Marius Borg Høiby steht in Oslo vor Gericht. Der Sohn von Kronprinzessin Mette-Marit ist wegen 38 Straftaten angeklagt - darunter Gewalt, Misshandlung und Vergewaltigung. Kurz vor Prozessbeginn wurde der 29-Jährige erneut verhaftet und lag im Krankenhaus.
von  (ili/spot)
Marius Borg Høiby muss sich vor Gericht verantworten.
Marius Borg Høiby muss sich vor Gericht verantworten. © ddp/STELLA/Marius Gulliksrud

Mit dunklem Pullover und Brille betrat Marius Borg Høiby (29) am Dienstagmorgen den Gerichtssaal 250 des Osloer Amtsgerichts. Um 9:32 Uhr nahm der Sohn von Kronprinzessin Mette-Marit (52) ruhig zwischen seinen beiden Verteidigern Ellen Holager Andenæs und Petar Sekulic Platz. Was nun folgt, dürfte einer der aufsehenerregendsten Prozesse in der norwegischen Geschichte werden, wie "Dagbladet" berichtet.

Die Anklage wiegt schwer: 38 Straftaten werden dem 29-Jährigen zur Last gelegt. Darunter befinden sich Vorwürfe der Gewalt, der Misshandlung in nahen Beziehungen und mehrerer Vergewaltigungen. Høiby hat Teile der Vorwürfe eingeräumt, weist jedoch die Schuld an den schwersten Anklagepunkten von sich. Insgesamt sechs Frauen und ein Mann sind in dem Verfahren als Geschädigte aufgeführt.
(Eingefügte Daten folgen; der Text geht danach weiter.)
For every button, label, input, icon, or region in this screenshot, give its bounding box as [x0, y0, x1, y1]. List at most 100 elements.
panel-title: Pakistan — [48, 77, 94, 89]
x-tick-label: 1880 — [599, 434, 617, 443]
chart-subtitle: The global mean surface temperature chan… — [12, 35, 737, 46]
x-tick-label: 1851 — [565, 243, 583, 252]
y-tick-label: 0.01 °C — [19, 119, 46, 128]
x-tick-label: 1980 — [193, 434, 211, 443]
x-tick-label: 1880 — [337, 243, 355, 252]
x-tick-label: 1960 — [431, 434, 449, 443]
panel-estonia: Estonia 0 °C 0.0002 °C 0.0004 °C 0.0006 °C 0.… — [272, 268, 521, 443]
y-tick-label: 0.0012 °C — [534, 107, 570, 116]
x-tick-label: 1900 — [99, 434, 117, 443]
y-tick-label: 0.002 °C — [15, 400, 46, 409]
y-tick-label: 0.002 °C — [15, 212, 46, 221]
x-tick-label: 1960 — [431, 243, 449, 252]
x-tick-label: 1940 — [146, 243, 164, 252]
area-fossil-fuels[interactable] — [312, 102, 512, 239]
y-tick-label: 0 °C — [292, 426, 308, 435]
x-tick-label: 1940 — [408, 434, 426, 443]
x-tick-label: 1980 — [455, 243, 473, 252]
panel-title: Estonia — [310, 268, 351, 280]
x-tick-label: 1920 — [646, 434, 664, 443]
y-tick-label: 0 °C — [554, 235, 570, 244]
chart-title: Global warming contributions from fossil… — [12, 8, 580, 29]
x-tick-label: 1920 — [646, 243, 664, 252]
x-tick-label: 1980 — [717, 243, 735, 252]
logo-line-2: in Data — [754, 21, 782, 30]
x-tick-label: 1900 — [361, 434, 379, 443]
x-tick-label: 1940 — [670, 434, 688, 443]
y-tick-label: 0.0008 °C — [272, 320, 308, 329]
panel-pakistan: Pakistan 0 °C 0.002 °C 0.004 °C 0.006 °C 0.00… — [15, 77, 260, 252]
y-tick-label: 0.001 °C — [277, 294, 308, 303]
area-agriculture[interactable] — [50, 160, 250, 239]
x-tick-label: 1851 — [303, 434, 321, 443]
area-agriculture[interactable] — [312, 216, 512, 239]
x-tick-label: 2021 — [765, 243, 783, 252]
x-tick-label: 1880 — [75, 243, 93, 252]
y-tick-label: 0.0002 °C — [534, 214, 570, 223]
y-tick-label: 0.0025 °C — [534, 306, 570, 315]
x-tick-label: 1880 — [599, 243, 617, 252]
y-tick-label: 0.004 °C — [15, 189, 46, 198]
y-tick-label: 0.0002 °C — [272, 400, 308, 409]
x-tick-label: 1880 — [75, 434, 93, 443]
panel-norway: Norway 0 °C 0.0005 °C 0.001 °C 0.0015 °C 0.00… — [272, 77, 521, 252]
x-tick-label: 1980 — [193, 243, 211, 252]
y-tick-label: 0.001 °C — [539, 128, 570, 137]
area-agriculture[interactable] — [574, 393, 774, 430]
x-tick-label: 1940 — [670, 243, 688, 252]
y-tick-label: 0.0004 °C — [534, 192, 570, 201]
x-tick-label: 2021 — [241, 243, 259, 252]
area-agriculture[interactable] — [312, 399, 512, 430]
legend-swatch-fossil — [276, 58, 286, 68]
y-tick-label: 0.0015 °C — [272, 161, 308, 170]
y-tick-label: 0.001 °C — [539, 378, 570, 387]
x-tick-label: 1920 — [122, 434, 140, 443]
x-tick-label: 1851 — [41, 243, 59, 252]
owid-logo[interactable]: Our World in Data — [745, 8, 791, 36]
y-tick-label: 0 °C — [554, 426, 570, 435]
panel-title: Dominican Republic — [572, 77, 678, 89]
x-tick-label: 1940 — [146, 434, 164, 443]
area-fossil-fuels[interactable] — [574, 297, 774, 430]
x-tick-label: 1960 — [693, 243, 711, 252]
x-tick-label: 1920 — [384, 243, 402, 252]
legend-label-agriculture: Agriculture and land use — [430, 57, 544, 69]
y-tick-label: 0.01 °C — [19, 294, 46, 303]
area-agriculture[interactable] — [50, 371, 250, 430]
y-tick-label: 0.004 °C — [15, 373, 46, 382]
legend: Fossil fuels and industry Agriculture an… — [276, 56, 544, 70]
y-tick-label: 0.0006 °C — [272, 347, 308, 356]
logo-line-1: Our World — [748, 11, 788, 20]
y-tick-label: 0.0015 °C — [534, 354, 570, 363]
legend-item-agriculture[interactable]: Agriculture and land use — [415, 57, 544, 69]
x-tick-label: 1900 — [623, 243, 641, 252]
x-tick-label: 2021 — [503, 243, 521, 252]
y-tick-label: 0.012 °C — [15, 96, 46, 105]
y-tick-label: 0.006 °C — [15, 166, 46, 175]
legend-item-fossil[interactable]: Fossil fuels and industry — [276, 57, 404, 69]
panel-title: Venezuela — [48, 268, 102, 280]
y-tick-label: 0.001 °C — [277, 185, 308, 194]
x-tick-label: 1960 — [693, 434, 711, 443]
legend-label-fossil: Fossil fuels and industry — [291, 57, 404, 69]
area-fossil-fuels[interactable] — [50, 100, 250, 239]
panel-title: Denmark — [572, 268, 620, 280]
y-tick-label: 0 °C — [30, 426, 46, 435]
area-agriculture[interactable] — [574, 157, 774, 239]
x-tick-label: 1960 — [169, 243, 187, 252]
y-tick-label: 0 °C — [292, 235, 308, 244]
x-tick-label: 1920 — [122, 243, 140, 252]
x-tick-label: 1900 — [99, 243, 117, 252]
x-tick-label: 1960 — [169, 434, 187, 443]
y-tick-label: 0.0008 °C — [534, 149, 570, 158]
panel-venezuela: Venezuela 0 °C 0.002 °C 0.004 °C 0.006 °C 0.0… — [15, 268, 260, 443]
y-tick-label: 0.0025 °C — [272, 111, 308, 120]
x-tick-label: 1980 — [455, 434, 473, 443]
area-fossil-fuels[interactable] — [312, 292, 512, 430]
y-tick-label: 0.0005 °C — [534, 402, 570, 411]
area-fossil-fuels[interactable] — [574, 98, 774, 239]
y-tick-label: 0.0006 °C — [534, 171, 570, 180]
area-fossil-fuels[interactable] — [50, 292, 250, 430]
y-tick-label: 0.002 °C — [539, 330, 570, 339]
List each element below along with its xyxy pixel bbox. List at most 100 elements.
Vierte Verhaftung kurz vor Prozessbeginn

Nur zwei Tage vor dem geplanten Prozessauftakt eskalierte die Situation erneut. Am Sonntagabend wurde der Stiefsohn von Kronprinz Haakon (52) zum vierten Mal festgenommen. Die Polizei wirft ihm zusätzlich Körperverletzung, Messerdrohungen und Verstöße gegen ein bestehendes Kontaktverbot vor. Am Montag ordnete das Gericht vier Wochen Untersuchungshaft an.

Wie die norwegische Nachrichtenagentur NTB erfuhr, befand sich der 29-Jährige seit Sonntag in einem Krankenhaus - war jedoch in der Lage, wie geplant am Dienstagmorgen vor Gericht zu erscheinen.
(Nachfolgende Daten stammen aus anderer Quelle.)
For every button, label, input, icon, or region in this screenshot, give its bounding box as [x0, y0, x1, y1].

Medienansturm ohne Beispiel

Das öffentliche Interesse an dem Fall ist enorm. Knapp 200 Journalisten haben sich für die Berichterstattung akkreditieren lassen, darunter 20 ausländische Redaktionen. Um chaotische Szenen zu vermeiden, wählte das Gericht seinen größten Saal und legte den Beginn auf 9:30 Uhr fest. Dennoch bildeten sich bereits um 7:30 Uhr lange Warteschlangen vor dem Gerichtsgebäude.
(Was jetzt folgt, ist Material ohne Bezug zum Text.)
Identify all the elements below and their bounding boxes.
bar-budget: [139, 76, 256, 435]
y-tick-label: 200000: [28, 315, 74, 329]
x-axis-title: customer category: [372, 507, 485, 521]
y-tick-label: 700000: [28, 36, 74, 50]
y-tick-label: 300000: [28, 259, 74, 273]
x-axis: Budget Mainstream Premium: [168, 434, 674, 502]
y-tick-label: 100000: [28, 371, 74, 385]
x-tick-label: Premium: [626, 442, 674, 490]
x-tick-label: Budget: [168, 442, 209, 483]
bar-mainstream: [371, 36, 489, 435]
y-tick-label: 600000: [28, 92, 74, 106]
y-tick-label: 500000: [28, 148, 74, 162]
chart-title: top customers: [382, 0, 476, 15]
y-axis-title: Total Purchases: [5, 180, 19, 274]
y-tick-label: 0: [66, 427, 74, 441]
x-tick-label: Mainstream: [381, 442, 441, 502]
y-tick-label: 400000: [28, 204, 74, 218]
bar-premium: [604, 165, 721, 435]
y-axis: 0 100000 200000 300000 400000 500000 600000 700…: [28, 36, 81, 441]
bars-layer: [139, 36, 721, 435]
Die Sorge um die Auswirkungen des Mediendrucks auf alle Beteiligten ist groß. Das Gericht hat deshalb umfangreiche Sicherheitsmaßnahmen und strenge Regeln für die Berichterstattung eingeführt. Høiby darf nicht fotografiert werden und betritt den Saal durch einen separaten Eingang.

Strenge Auflagen für die Presse

Mehrere der Frauen, die Vorwürfe erheben, waren am ersten Verhandlungstag anwesend. Einige von ihnen werden hinter verschlossenen Türen aussagen. Nur wenige ausgewählte Journalisten dürfen bei diesen Vernehmungen dabei sein - allerdings unter striktem Verbot, sensible Details zu veröffentlichen.

Sämtliche Geschädigten müssen in der Berichterstattung anonymisiert werden. Einzige Ausnahme: Nora Haukland (28), die auf eine Anonymisierung verzichtet hat. Der Prozess gegen den Sohn der norwegischen Kronprinzessin dürfte die Öffentlichkeit noch wochenlang beschäftigen.